Following an introduction to modelling, a key message that Sam demonstrated in JMP Pro is that holding back data as you build a model prevents over-fitting. A delegate asked about how big the holdback data size was. As a true statistician, Sam answered "It depends." Over the course of the demonstrations, Sam and Robert Anderson, the UK’s technical lead, looked to answer this question.

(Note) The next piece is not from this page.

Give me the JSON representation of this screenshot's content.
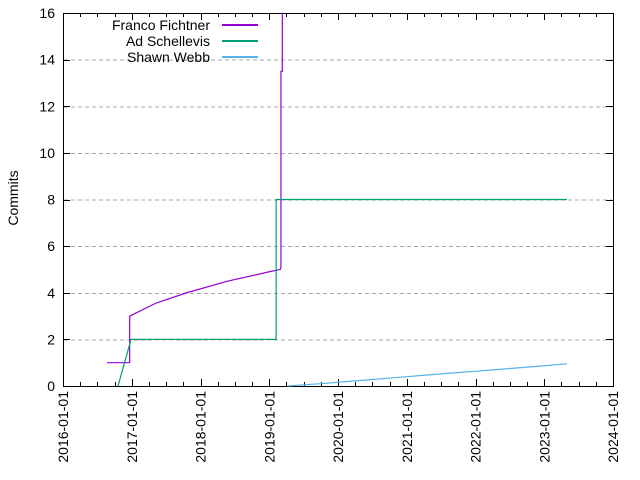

Sam also gave an introduction to decision trees, also known as recursive partitioning, CHAID and CART. Sam described decision trees as being built from a series of nested "if statements" that are branches in a tree. Sam explained that random forests and boosting can help build models that pull out more subtle or hidden effects.

In four case studies:

  • Robert showed how holdback validation could be used to efficiently help solve an engineering problem in the semiconductor industry. Without this technique, the engineers could end up going down blind alleys and checking good process steps for nonexistent problems, thereby wasting valuable resources.
    • Sam showed how K-fold cross validation can be used to build more robust stepwise regression models, to describe the formulation of animal feed supplements in agricultural R&D.
      • Robert's next example looked at the propensity of telco customers to churn. He showed how more advanced modelling techniques such as random forests, combined with holding back one part of the data to tell the model when to stop building and another part to test the model, can help build better models.
        • Sam showed how neural networks can be used to build flexible models for a risk application. He used Receiver Operator Curves (ROC) and Lift Curves to assess the models. He also compared a range of different models using the Model Comparison platform. He also showed how you could use a model averaging to produce an excellent model.
        • A number of the delegates said they were amazed at the speed with which models can be built and compared in JMP Pro. Others said that, whilst they could build models with the tools that they currently have, it was very difficult to explain these to others. They appreciated how the Prediction Profiler would allow them to do this, and to do scenario or "what if" analysis so that execs could make more informed decisions.

          A few asked about deploying the model and were satisfied to hear that SAS scoring code could be created from the model, and the model equation could be easily coded in other languages such as SQL.